Antibiotics That Need More Caution

Tetracyclines have traditionally been listed as contraindicated during breastfeeding because of concerns about staining a baby’s developing teeth and depositing in bone. In practice, short courses may pose minimal risk since calcium in breast milk binds to tetracycline and reduces absorption. Still, the general recommendation is to avoid prolonged or repeated courses while nursing.

Macrolide antibiotics like erythromycin, azithromycin, and clarithromycin deserve a closer look. Population-based studies have suggested a possible association between macrolide exposure through breast milk and infantile pyloric stenosis, a condition where the muscle at the outlet of a baby’s stomach thickens and blocks food from passing through. However, a direct comparison study of 55 breastfed infants exposed to macrolides versus 36 exposed to amoxicillin found comparable rates of minor side effects (12.7% vs. 8.3%) and no cases of pyloric stenosis in the macrolide group. The risk appears small, but if you’re prescribed a macrolide, it’s worth being aware of pyloric stenosis symptoms: forceful vomiting that gets progressively worse, usually appearing between 2 and 8 weeks of age.

Possible Effects on Your Baby

The most common concern isn’t toxicity from the antibiotic itself but its indirect effect on your baby’s developing gut. Even small amounts of antibiotics passing through breast milk can shift the balance of microorganisms in an infant’s digestive system. Research on infant gut health found that antibiotic exposure led to a significantly higher abundance of Candida, the yeast responsible for thrush, with levels spiking as high as 132 times above normal within the first two days of treatment.

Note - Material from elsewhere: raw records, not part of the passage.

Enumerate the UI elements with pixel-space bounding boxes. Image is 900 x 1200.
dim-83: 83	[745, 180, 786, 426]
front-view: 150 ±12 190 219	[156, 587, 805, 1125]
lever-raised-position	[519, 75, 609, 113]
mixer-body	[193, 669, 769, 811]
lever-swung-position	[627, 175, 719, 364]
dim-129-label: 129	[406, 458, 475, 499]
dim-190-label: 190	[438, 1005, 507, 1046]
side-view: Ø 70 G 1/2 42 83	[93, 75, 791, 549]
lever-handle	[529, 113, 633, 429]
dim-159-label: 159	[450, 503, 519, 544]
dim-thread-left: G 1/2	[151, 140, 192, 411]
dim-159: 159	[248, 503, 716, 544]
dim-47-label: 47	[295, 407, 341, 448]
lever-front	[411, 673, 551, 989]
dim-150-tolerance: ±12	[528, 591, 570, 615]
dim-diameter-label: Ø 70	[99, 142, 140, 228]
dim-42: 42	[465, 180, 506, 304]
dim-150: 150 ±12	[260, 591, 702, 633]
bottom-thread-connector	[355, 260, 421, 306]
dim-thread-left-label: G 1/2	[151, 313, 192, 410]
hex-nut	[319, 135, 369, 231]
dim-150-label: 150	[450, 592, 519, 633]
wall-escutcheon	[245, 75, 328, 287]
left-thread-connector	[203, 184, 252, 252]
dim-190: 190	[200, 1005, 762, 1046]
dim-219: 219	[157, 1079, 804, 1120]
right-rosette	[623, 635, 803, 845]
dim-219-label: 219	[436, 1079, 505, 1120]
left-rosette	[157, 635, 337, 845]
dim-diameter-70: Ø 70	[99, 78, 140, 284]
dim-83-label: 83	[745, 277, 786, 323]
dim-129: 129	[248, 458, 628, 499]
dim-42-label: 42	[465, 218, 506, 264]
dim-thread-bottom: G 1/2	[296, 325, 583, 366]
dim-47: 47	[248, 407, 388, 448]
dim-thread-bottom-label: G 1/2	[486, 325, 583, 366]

Those changes weren’t fleeting. Infants exposed to amoxicillin still had Candida levels about 13 times higher than unexposed infants more than six weeks after treatment started.

In practical terms, this means you might notice your baby developing oral thrush (white patches in the mouth), a diaper rash caused by yeast, or looser stools than usual. These side effects are generally mild and temporary, but they’re worth watching for so you can address them early.

Timing Your Doses to Reduce Exposure

You can minimize how much antibiotic your baby gets by paying attention to when you take your dose relative to when you nurse. For most oral antibiotics, drug levels in breast milk peak about 1 to 2 hours after you take them. Taking your dose right after a feeding session gives your body more time to metabolize the drug before your baby nurses again, resulting in lower concentrations in your milk at the next feed.

This strategy works best when there’s a reasonable gap between feedings. If you’re nursing a newborn who eats every 1 to 2 hours, the window is too narrow to make much difference, and you shouldn’t stress about perfect timing. The overall dose your baby receives is still very low with compatible antibiotics regardless of when you take them.

Supporting Your Baby’s Gut Health

If you’re concerned about the effect of antibiotics on your baby’s gut, there’s evidence that maternal probiotic supplementation can help. A systematic review of randomized controlled trials found that when breastfeeding mothers took probiotics, the abundance of beneficial bacteria in their infants’ guts increased significantly. Maternal probiotics also reduced the occurrence of infantile colic by about 70% compared to controls.

The strains with the best evidence include Lactobacillus, Bifidobacterium, and Saccharomyces boulardii. Taking these yourself as a breastfeeding mother can influence your breast milk’s microbial composition, which in turn supports your baby’s gut. This can be especially helpful during and after a course of antibiotics when the microbial balance is most disrupted.

Reliable Resources for Checking Specific Drugs

If you’re prescribed an antibiotic not covered here, or you want to verify a specific medication, two free databases are considered gold standards. LactMed, maintained by the U.S. National Library of Medicine, provides detailed drug-by-drug information on breast milk transfer and infant effects. E-lactancia, run by a Spanish pediatric association, offers a simple color-coded risk rating for thousands of medications. Both are regularly updated and used by healthcare providers worldwide.